Heureusement le miracle américain ne s’arrête pas au bacon.
Oui, on peut associer « miracle » et « bacon ». Quand on
évoque une nation qui a jugé opportun, voire nécessaire, d’inventer le
désodorisant pour voiture parfum bacon ou le cure-dents parfum bacon. Vous
n’avez point d’information sur les préservatifs ou les sodas, mais rien n’est à
exclure : la glace goût bacon existe bel et bien. Tout comme le miracle
susnommé. L’Amérique a inventé le plan lisible. Oui. Même par vous. Inutile de
préciser qu’il s’agit là de l’indice qu’on foule le sol d’un pays infiniment
avancé et civilisé.
Vous l’avez découvert alors que vous étiez en train de
réaliser un autre miracle new-yorkais (en miracle, comme en toute chose,
l’Amérique fait dans la profusion) : le New-Yorkais est sympa, serviable. Pas souriant.

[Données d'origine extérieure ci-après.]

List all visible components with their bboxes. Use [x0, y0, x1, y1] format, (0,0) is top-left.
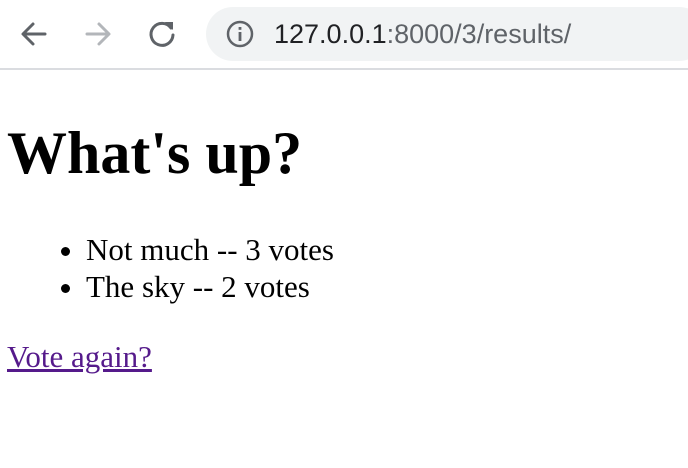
address-bar[interactable]: 127.0.0.1:8000/3/results/	[206, 7, 688, 61]
forward-arrow-icon	[85, 22, 111, 46]
url-host: 127.0.0.1	[274, 19, 387, 49]
list-item: Not much -- 3 votes	[86, 231, 334, 268]
info-icon[interactable]	[226, 20, 254, 48]
reload-icon	[149, 21, 175, 47]
back-button[interactable]	[16, 16, 52, 52]
url-path: :8000/3/results/	[386, 19, 572, 49]
forward-button[interactable]	[80, 16, 116, 52]
page-content: What's up? Not much -- 3 votes The sky -…	[0, 70, 688, 468]
back-arrow-icon	[21, 22, 47, 46]
vote-again-link[interactable]: Vote again?	[7, 338, 152, 375]
reload-button[interactable]	[144, 16, 180, 52]
page-title: What's up?	[7, 120, 303, 186]
browser-toolbar: 127.0.0.1:8000/3/results/	[0, 0, 688, 70]
url-text[interactable]: 127.0.0.1:8000/3/results/	[274, 18, 571, 50]
results-list: Not much -- 3 votes The sky -- 2 votes	[0, 231, 334, 305]
list-item: The sky -- 2 votes	[86, 268, 334, 305]
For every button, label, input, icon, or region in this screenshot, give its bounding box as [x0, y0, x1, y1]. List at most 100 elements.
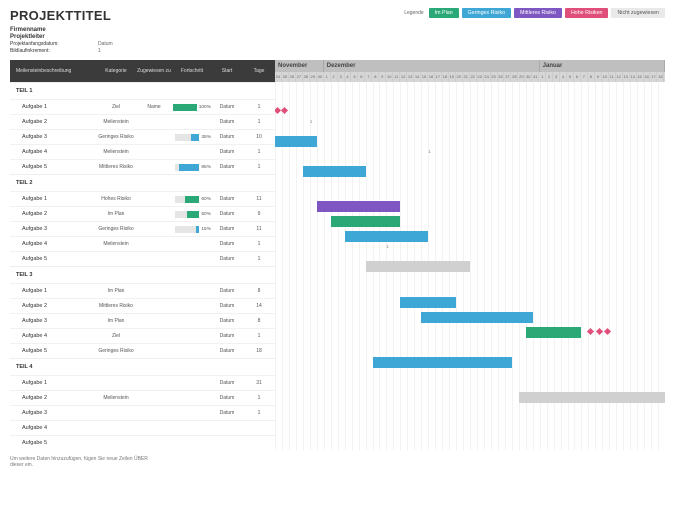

Pas toujours. Faut pas pousser mémé dans les orties ! Vous n’iriez pas
demander à un parisien de sourire ! En ville, en vraie grande ville qui se
respecte, on ne sourit pas. Jamais. On court, on bouscule et on sue. En été.

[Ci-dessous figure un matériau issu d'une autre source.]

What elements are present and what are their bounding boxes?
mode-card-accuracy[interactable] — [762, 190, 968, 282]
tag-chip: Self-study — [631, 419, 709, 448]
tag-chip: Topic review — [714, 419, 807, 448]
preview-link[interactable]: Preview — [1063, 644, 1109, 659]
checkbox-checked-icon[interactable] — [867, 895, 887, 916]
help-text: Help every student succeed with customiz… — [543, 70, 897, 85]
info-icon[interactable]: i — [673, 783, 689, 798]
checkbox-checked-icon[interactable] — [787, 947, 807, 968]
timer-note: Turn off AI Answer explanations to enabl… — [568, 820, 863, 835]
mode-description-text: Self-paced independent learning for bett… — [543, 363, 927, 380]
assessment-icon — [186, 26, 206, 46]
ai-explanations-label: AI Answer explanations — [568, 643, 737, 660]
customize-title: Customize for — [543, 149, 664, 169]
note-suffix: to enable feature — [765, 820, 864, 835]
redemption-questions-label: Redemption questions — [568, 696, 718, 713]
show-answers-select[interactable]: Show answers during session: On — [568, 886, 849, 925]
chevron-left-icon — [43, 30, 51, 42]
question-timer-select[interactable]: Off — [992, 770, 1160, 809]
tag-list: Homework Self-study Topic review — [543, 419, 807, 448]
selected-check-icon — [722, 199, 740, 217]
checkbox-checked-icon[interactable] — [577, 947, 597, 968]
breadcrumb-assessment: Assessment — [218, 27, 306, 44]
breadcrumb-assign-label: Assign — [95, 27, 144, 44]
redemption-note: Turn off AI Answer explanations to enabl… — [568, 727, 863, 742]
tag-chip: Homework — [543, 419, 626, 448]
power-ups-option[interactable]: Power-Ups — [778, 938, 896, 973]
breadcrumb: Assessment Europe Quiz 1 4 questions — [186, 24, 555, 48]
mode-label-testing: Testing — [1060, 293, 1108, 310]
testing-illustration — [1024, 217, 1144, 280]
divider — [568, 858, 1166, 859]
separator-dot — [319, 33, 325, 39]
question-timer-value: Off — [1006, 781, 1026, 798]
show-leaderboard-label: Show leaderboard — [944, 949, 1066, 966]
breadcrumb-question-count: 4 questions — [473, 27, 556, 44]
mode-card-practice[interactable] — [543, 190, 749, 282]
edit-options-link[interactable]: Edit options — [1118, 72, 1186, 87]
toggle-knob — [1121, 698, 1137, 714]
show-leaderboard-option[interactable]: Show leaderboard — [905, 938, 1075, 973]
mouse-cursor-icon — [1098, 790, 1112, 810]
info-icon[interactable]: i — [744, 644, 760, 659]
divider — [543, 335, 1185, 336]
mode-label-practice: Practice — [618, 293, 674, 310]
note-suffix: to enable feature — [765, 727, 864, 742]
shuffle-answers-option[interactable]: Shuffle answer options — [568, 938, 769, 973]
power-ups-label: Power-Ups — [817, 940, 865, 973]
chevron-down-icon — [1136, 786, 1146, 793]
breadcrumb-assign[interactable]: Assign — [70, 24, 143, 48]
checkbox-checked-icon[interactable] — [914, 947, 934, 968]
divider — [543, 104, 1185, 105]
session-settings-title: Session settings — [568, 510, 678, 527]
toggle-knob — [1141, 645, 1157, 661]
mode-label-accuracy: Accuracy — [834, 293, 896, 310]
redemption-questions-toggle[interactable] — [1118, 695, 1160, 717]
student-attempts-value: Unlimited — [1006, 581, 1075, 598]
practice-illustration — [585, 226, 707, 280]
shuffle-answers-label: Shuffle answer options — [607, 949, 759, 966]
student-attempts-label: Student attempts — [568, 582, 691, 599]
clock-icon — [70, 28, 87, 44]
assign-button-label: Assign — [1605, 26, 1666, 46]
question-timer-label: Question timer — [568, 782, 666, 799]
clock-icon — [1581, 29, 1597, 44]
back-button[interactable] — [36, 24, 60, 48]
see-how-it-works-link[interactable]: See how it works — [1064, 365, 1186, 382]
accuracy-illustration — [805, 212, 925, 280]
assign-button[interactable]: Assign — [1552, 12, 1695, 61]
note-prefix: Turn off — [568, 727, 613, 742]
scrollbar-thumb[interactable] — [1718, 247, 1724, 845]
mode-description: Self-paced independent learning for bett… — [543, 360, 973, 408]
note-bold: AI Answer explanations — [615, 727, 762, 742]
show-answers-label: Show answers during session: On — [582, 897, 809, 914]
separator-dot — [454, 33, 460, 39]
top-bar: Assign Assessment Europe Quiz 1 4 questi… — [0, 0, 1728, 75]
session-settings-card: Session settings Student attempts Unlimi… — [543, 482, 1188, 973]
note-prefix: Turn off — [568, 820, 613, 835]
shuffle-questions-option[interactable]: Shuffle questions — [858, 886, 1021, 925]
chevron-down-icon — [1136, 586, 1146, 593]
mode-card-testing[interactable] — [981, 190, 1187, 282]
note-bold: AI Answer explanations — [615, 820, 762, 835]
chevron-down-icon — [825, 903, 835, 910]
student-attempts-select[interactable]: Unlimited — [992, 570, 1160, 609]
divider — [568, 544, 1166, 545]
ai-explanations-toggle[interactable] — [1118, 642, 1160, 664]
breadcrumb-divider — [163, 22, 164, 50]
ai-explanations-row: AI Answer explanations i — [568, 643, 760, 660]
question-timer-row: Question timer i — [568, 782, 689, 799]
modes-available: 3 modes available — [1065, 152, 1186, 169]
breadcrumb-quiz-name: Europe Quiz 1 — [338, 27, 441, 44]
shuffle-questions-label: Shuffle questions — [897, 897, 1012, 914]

Sauf dans le métro new-yorkais : sur le quai, il fait 50°, dans la rame un
petit 16°... N'empêche que, gelée,
sortant au plus tôt vos écharpes en laine et vos bonnets anti-angine-post-clim,
tenant votre plan de l'autre, vous appréciez qu'un monsieur inconnu, supportant
à merveille les dits 16° grâce à sa surcharge pondérale impressionnante même à
NYC, vous demande si vous avez besoin d'aide.
Mais il
s’avère que cette gentillesse urbainement sidérante est vaine, car, pour la toute
toute première fois, le dédale inscrit sur le petit dépliant n’a rien de
labyrinthique à vos yeux ravis. En effet vous maîtrisez uptown et downtown : le
métro new-yorkais a certainement été imaginé par une femme. Ou un mec qui
aimait vraiment sa femme. Il est bon de se dire que ça existe… Pour lire le
plan, et choisir la bonne ligne, faut juste savoir si vous voulez aller en haut
ou en bas. Merci New York ! Enfin vous pouvez prouver à Nounours que, si,
vous savez lire une carte ! Faut juste qu'elle soit bien faite... Et ce
n’est pas si compliqué d’écrire « haut » et « bas »
sur une carte, de numéroter les rues dans un ordre qui respire la logique.